Table 4 compares the variance partition for sample A with that reported by Schmalensee(1985). Schmalensee estimated that 19.59 percent of the total variance was due to industry effects. In this study, I find that somewhat less, 16.12 percent, is due to all industry effects (stable plus year-to-year fluctuations). The difference between the estimates arises mainly because 1975 was an abnormal year-repeating Schmalensee's one-year analysis in 1976 and 1977 yields smaller industry components. More importantly, I find that only one-half of this variance is due to stable effects. Long-term industry effects account for only 8.28 percent of the observed variance among sample A business-unit returns.
Turning to the intra-industry variance, Schmalensee reported that 80.41 percent of the variance was unexplained by industry; the comparable figure in this study is 83.08 percent. However, my partition of this intra-industry variance into stable and year-to-year components reveals that over one-half is due to stable business-unit effects.
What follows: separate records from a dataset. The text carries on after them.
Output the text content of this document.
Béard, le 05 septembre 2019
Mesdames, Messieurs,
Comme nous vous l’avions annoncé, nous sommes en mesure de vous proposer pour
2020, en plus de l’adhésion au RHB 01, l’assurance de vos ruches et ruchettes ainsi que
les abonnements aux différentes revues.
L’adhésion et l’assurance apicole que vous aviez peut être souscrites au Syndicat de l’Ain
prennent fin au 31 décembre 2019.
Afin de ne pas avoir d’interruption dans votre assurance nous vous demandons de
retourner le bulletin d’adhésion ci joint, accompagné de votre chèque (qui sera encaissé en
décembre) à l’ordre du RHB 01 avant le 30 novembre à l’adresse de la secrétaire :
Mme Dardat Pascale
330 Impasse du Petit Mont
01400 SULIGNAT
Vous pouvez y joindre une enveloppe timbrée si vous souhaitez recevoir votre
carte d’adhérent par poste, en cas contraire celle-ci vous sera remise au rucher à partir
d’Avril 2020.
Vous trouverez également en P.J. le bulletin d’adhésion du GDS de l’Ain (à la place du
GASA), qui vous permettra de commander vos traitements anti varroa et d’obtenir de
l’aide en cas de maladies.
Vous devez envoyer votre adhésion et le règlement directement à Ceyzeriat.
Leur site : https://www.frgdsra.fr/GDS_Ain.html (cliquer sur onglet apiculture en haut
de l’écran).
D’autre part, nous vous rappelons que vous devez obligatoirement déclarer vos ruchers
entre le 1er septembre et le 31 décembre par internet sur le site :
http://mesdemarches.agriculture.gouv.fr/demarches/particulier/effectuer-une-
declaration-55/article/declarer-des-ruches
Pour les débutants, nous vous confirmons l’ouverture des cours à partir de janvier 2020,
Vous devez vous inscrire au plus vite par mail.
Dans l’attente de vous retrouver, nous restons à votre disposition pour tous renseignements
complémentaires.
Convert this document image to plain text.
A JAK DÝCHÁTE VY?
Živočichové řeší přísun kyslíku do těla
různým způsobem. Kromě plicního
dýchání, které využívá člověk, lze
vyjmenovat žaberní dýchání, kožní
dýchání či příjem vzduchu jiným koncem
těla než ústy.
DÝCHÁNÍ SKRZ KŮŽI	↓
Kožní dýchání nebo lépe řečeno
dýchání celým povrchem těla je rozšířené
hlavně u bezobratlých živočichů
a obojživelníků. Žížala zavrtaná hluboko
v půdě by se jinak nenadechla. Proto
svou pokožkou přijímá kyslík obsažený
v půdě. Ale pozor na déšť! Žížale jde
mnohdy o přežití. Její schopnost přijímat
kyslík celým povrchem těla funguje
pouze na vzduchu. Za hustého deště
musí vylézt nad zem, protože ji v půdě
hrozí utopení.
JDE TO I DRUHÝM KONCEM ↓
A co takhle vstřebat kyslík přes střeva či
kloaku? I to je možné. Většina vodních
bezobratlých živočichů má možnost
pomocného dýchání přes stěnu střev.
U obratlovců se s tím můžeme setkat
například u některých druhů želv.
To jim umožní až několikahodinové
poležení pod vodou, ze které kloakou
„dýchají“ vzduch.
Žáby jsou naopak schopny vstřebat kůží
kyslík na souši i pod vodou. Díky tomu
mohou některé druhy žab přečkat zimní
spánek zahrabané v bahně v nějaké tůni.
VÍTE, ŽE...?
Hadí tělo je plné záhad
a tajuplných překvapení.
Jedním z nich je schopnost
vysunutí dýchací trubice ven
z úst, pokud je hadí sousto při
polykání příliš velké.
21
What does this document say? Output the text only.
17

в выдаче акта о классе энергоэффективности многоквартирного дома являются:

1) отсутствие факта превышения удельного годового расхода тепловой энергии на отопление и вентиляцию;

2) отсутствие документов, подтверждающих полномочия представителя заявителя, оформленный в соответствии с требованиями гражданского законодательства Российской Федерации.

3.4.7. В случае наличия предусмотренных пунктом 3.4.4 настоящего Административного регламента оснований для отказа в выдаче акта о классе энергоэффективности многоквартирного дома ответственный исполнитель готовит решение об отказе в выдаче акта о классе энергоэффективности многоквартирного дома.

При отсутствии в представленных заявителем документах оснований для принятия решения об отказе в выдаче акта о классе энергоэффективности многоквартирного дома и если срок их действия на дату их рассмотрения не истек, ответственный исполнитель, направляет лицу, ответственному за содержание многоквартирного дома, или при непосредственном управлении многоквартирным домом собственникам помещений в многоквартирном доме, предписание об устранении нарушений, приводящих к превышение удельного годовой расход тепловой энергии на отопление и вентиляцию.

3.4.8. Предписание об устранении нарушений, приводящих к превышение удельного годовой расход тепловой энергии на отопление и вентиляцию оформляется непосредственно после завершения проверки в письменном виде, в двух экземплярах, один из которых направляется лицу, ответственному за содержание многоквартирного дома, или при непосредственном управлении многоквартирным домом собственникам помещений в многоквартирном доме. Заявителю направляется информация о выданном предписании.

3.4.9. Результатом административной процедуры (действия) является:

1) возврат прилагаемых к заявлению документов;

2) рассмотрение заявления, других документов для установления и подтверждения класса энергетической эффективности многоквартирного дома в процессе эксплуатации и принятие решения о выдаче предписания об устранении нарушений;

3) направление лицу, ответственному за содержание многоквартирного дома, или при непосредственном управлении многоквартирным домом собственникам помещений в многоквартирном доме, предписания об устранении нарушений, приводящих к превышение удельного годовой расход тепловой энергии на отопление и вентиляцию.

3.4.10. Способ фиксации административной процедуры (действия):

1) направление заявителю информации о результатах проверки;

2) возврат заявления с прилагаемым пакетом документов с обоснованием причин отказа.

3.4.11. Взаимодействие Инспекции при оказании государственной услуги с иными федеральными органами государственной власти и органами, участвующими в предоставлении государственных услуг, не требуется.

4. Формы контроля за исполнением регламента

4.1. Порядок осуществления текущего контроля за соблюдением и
Indeed, the variance among stable business-unit effects is six times as large as the variance among stable industry effects-business-units differ from one another within industries much more than industries differ from one another.
Despite the fact that this is a descriptive study, some strong general results can be reported:
1. There are significant business-unit effects in U.S. manufacturing activities that strongly outweigh industry and corporate membership as predictors of profitability. The variance among business-unit effects is much larger than the variance among industry effects (six times larger in sample A and eleven times larger in sample B).
2. Corporate effects, although present in sample B, are not important in explaining the dispersion in observed rates of return among business-units.